For years, there has a been an annual surveys of North Atlantic right whale reproduction to track birthing rates for the right whale. As the 2018 season is about to conclude, researchers have announced some very bad news, there has not been a single newborn calf this year.

The lack of births this season is very troubling and puts the critically endangered whale’s future in jeopardy.

Right whale biologists survey the whales by performing fly overs of the Atlantic waters off the coasts of Georgia and Florida during the December-to-March calving season each year in order to quantify how the species is growing. Over the last three decades, a average of 17 calves per year have been observed. Starting in 2012, that already low number has started to decline annually leading into this year, where there have been no reported calves.

If no calve is spotted in the next few weeks, it would be the first season on record that a North Atlantic right whale calf was not born.

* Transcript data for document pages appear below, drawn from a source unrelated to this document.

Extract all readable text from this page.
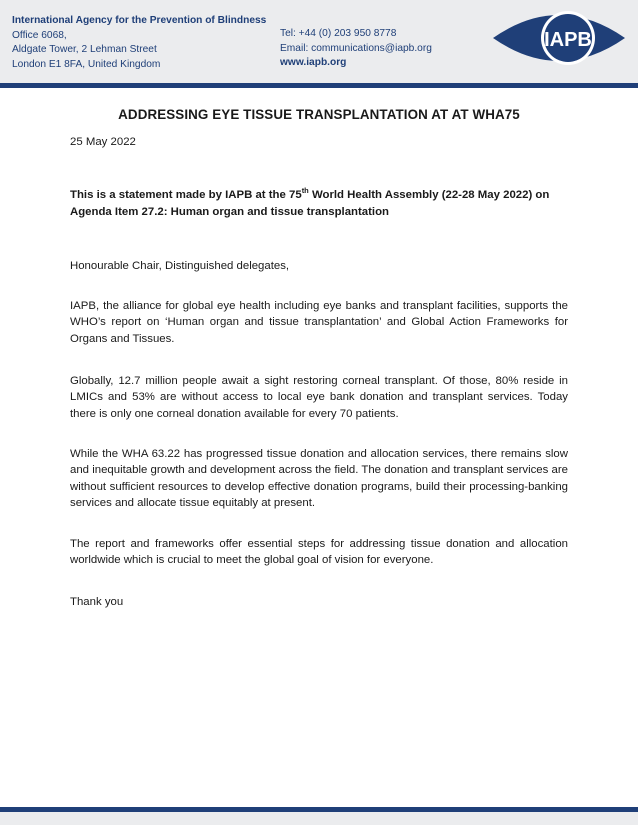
International Agency for the Prevention of Blindness
Office 6068,
Aldgate Tower, 2 Lehman Street
London E1 8FA, United Kingdom
Tel: +44 (0) 203 950 8778
Email: communications@iapb.org
www.iapb.org
IAPB
ADDRESSING EYE TISSUE TRANSPLANTATION AT AT WHA75
25 May 2022
This is a statement made by IAPB at the 75th World Health Assembly (22-28 May 2022) on Agenda Item 27.2: Human organ and tissue transplantation
Honourable Chair, Distinguished delegates,
IAPB, the alliance for global eye health including eye banks and transplant facilities, supports the WHO’s report on ‘Human organ and tissue transplantation’ and Global Action Frameworks for Organs and Tissues.
Globally, 12.7 million people await a sight restoring corneal transplant. Of those, 80% reside in LMICs and 53% are without access to local eye bank donation and transplant services. Today there is only one corneal donation available for every 70 patients.
While the WHA 63.22 has progressed tissue donation and allocation services, there remains slow and inequitable growth and development across the field. The donation and transplant services are without sufficient resources to develop effective donation programs, build their processing-banking services and allocate tissue equitably at present.
The report and frameworks offer essential steps for addressing tissue donation and allocation worldwide which is crucial to meet the global goal of vision for everyone.
Thank you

“It’s a pivotal moment for right whales,” Barb Zoodsma, leader of the southeastern division of the US National Marine Fisheries Service’s right whale recovery program, told the AP. “If we don’t get serious and figure this out, it very well could be the beginning of the end.”

An estimated 300 to 450 North Atlantic right whales now remain in the wild. The  populations were decimated by whalers seeking baleen and oil between the 17th and 20th centuries. Today, the whales are at risk of death from ship collisions and entanglement in ghost gear.

In recent years, deaths of the right whale have increased. In 2017, a total of 17 whale carcasses were found on beaches along the US and Canadian coast lines, which were more deaths than the previous five years combined.

Female right whales only give birth to one calf every three-to-five years so researchers are holding out hope this year just happens to be an off year for reproduction.

Even if there is a boom in births the next two years, the species will remain in trouble until the causes of adult right whale deaths are addressed.

In response to recent deaths, scientists and activists at the Center for Biological Diversity, Defenders of Wildlife, and the Humane Society have come together to sue the Trump Administrations Department of Commerce, a branch of the government that includes NOAA.

The lawsuit argues that NOAA has failed to properly protect right whales from the commercial fishing industry that it oversees and regulates.